Key learnings & takeaways for link builders and digital PRs

Do links still matter?

I’d certainly say so.

There’s an awful lot of evidence here to suggest that links are still significant ranking signals (despite us not knowing what is and isn’t a ranking signal from this leak), but that it’s not just about links in general.

Links that Google rewards or does not ignore are more likely to positively influence organic visibility and rankings.

Maybe the biggest takeaway from the documentation is that relevancy matters a lot. It is likely that Google ignores links that don’t come from relevant pages, making this a priority measure of success for link builders and digital PRs alike.

But beyond this, we’ve gained a deeper understanding of how Google potentially values links and the things that could be weighted more strongly than others.

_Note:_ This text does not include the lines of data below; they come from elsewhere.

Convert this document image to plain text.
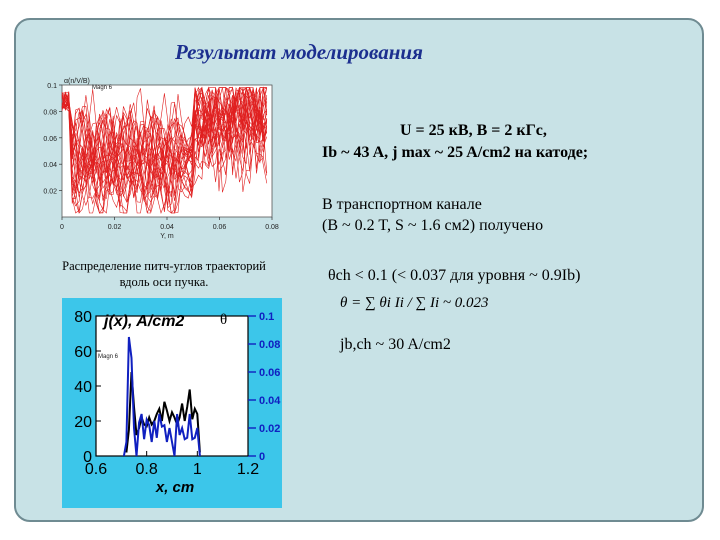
Результат моделирования
0.1
0.08
0.06
0.04
0.02
0	0.02	0.04	0.06	0.08
α(n/V/B)
Y, m
Magn 6
80
60
40
20
0
0.1
0.08
0.06
0.04
0.02
0
0.6 0.8 1 1.2
j(x), A/cm2 θ
x, cm
Magn 6
Распределение питч-углов траекторий
вдоль оси пучка.
U = 25 кВ, B = 2 кГс,
Ib ~ 43 A, j max ~ 25 A/cm2 на катоде;
В транспортном канале
(B ~ 0.2 T, S ~ 1.6 см2) получено
θch < 0.1 (< 0.037 для уровня ~ 0.9Ib)
θ = ∑ θi Ii / ∑ Ii ~ 0.023
jb,ch ~ 30 A/cm2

Should these findings change the way you approach link building or digital PR?

That depends on the tactics you’re using.

If you’re still using outdated tactics to earn lower-quality links, then I’d say yes.

But if your link acquisition tactics are based on earning links with PR tactics from high-quality press publications, the main thing is to make sure you’re pitching relevant stories, rather than assuming that any link from a high authority publication will be rewarded.

For many of us, not much will change. But it’s a concrete confirmation that the tactics we’re relying on are the best fit, and the reason behind why we see PR-earned links having such a positive impact on organic search success.